I screamed and threw myself on him, clubbing him with the gun. His head fell back and his eyes rolled up in their sockets. I straddled him and shook him by the shirt collar, shrieking, “You’ll beg me to kill you and end your pain, you will!” I was weeping now, crying like a child. “Every day you’ll plead for your death, you’ll pray to me for your death! And sometimes I’ll say yes, and you’ll want to kiss me, you’ll call me Jesus Christ, you’ll ask God to bless me for eternity for so kindly killing you. But then, you worthless bastard son of an Indian whore . . . I WON’T DO IT!”
He coughed and choked and started coming around, and I raised the pistol to hit him again—and then suddenly realized what I was doing. I jumped up and backed away from him as if he were on fire. I was horrified. In my rage I had been about to destroy the only thing I had left to live for.
He wormed his way a few feet over to a small rock outcrop, panting and grunting with his efforts, and worked his way into a sitting position with his back against the rock. His broken face was caked with blood and dirt.
I hastily holstered my pistol and folded my arms tightly across my chest. Hardness, I told myself, hardness! Maintain command! Steel yourself against the bastard’s taunts. The first thing I would do when we got to La Luna Plata would be to cut out his tongue.

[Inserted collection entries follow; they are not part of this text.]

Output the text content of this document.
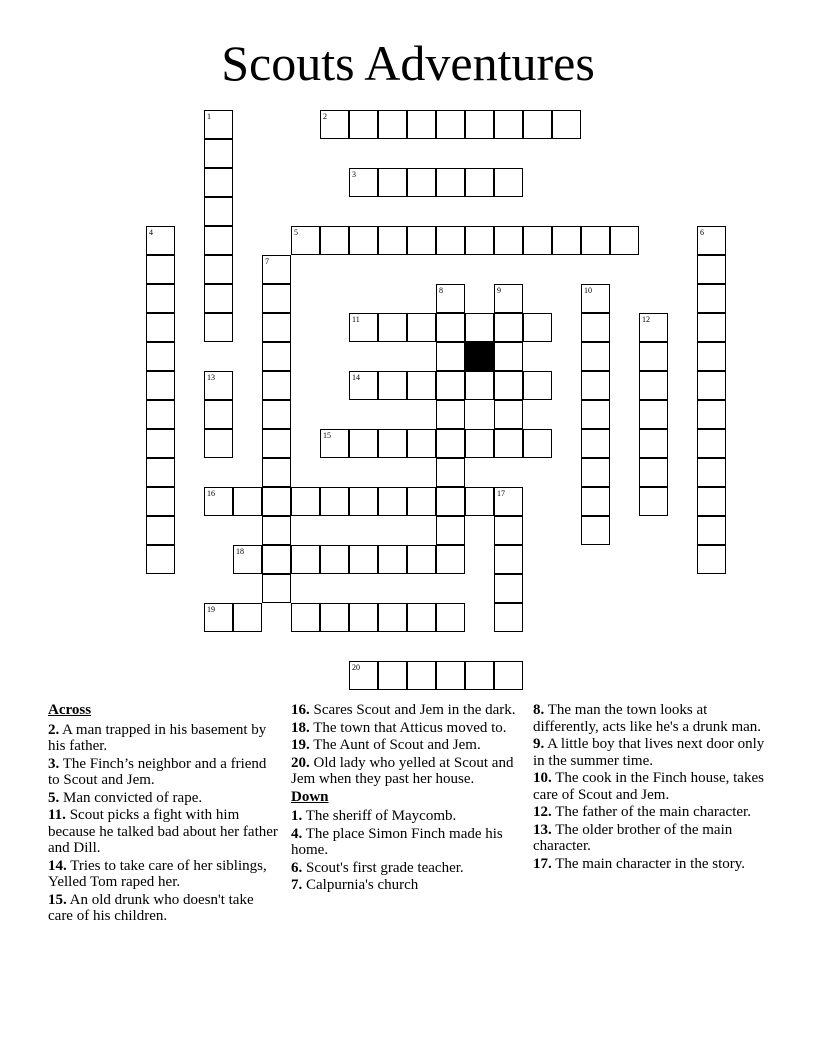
Scouts Adventures
1	2
3
4	5	6
7
8	9	10
11	12
13	14
15
16	17
18
19
20
Across
2. A man trapped in his basement by his father.
3. The Finch’s neighbor and a friend to Scout and Jem.
5. Man convicted of rape.
11. Scout picks a fight with him because he talked bad about her father and Dill.
14. Tries to take care of her siblings, Yelled Tom raped her.
15. An old drunk who doesn't take care of his children.
16. Scares Scout and Jem in the dark.
18. The town that Atticus moved to.
19. The Aunt of Scout and Jem.
20. Old lady who yelled at Scout and Jem when they past her house.
Down
1. The sheriff of Maycomb.
4. The place Simon Finch made his home.
6. Scout's first grade teacher.
7. Calpurnia's church
8. The man the town looks at differently, acts like he's a drunk man.
9. A little boy that lives next door only in the summer time.
10. The cook in the Finch house, takes care of Scout and Jem.
12. The father of the main character.
13. The older brother of the main character.
17. The main character in the story.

“Oh please let my baby son live.”
He said it in a high mimicking voice and laughed at the look on my face. “That’s what she said to me, you hangman. I stripped her to her earrings and she said, ‘Oh please let my baby son live.’” He spat blood at me. “Well, listen to this: I put it to her like one of your goddamn branding irons! She was begging me to—”
I shot him and shot him and shot him—howling even as I emptied the pistol into his grinning trickster’s face, howling with the horrifying realization of what I was doing, howling as the gunshots faded into the foothills . . .
As, here in this house of howling men, I have been howling ever since.